Because the final video will be a cohesive, linear timeline of events, there can be no blind spots. There must be visuals that speak to every element of the story, but the advantage of video is that it can be paused while a narrator delivers a voiceover. The same effect cannot be achieved in text, for instance.
Ultimately, visual forensics work best when the video can offer a new take or an exclusive on a story and there are scenarios in which multiple things need to be shown simultaneously, like audio recordings (interviewees or police radio chatter), side-by-side video shots, and bringing to life other documents (the team has digitised firefighter and ambulance reports). In other words, there is a lot more legwork than simply verifying video.
"Sometimes, open source intelligence is portrayed as the most objective form of reporting, or the holy grail in a world where journalistic reliance on official statements is rightfully being reassessed," says Ajaka.

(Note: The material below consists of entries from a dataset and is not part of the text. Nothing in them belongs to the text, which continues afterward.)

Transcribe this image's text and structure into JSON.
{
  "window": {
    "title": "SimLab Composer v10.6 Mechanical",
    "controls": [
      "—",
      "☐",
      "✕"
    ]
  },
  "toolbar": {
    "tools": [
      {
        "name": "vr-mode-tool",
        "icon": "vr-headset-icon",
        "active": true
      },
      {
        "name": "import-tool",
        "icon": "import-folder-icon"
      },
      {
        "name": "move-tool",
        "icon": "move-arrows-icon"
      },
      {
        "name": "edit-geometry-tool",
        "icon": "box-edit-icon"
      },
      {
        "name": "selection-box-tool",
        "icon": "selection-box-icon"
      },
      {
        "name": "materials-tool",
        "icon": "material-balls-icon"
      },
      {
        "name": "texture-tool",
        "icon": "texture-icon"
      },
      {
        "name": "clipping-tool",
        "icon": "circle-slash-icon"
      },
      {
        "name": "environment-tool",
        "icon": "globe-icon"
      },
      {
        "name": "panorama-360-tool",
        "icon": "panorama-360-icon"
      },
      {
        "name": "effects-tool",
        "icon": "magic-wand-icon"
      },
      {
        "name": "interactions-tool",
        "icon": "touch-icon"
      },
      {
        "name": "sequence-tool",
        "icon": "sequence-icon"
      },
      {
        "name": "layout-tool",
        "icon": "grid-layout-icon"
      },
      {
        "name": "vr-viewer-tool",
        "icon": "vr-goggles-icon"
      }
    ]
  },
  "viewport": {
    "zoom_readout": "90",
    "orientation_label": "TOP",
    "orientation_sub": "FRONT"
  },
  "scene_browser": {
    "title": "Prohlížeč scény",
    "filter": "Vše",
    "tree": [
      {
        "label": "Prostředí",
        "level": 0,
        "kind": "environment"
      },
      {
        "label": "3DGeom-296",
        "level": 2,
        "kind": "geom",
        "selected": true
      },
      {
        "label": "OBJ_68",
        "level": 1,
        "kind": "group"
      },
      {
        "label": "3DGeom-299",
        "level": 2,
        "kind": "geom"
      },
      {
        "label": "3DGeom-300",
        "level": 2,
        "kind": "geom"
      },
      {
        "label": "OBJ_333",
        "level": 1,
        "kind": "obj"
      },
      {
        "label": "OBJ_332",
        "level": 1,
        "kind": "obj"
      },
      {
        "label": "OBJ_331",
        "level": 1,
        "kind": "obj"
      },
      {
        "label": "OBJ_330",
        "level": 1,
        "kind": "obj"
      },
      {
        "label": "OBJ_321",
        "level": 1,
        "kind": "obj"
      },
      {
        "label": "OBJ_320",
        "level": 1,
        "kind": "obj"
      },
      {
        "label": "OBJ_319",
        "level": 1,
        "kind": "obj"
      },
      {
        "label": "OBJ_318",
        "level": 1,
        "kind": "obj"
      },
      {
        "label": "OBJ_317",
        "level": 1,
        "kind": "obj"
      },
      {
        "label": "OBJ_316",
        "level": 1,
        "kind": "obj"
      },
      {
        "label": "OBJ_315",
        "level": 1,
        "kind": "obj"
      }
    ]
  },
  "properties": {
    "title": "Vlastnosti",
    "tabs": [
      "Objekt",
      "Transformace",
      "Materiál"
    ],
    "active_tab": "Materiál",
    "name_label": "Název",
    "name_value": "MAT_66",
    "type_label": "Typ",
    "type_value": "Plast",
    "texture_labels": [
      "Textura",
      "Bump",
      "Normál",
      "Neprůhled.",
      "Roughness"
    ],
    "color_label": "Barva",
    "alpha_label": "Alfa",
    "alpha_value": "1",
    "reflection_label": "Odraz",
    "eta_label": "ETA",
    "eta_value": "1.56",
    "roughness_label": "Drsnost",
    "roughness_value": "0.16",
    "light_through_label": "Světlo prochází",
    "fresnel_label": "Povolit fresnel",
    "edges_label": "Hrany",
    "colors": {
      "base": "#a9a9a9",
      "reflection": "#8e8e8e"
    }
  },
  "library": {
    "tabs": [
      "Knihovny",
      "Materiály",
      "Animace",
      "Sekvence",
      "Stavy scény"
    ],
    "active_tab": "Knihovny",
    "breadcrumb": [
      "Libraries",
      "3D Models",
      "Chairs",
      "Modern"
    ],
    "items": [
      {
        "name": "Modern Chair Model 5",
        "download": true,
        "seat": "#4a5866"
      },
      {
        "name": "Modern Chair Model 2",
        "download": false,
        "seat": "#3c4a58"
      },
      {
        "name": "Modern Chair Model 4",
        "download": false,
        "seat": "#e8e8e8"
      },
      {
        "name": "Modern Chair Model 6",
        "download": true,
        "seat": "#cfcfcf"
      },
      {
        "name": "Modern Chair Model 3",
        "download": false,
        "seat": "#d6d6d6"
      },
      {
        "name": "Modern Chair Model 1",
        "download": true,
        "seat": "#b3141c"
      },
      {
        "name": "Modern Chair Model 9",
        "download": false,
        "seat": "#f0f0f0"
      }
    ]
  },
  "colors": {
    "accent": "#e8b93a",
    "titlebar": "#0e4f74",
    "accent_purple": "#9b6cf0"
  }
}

"At the same time, the work of deciphering these visuals is almost a small part of the entire story. We always have to supplement with other forms of rigorous reporting, such as contacting sources, getting in touch with law enforcement, getting comment and so on. It's never solely about what the visuals show, it’s a multifaceted effort."
There has to be a good reason to justify expanding the team, right?
The videos are uploaded to both The Washington Post website (behind its paywall) and its YouTube account (where it can be viewed for free - and routinely fetch millions of views per video).
That is not insignificant from a monetisation point of view, but Ajaka says the channel has run into issues around videos being demonetised or age-restricted due to the nature of the content.
Two million views on a YouTube video means a high percentage of non-subscribers, and she thinks this creates a potential pathway for that to change.
"We always say: 'You can watch our videos for free on youtube, but please know the support we get from subscriptions is what makes the work possible'.
"That messaging we frame around stories and there is truly no limit to the audience you can get on YouTube, and in a way that’s very different from the site."
The visual forensic team does not have strict targets. But one of the goals of its expansion is to increase output, which is a major priority moving forward. That is assessed over a quarterly or annual period because different videos require different lengths of time to put together.
Success is measured through impact whether that is findings played at Supreme Court hearings or what the comments say on YouTube. Ajaka is currently on maternity leave and has left Elyse Samuels in charge of keeping on top of output and embedding in new hires.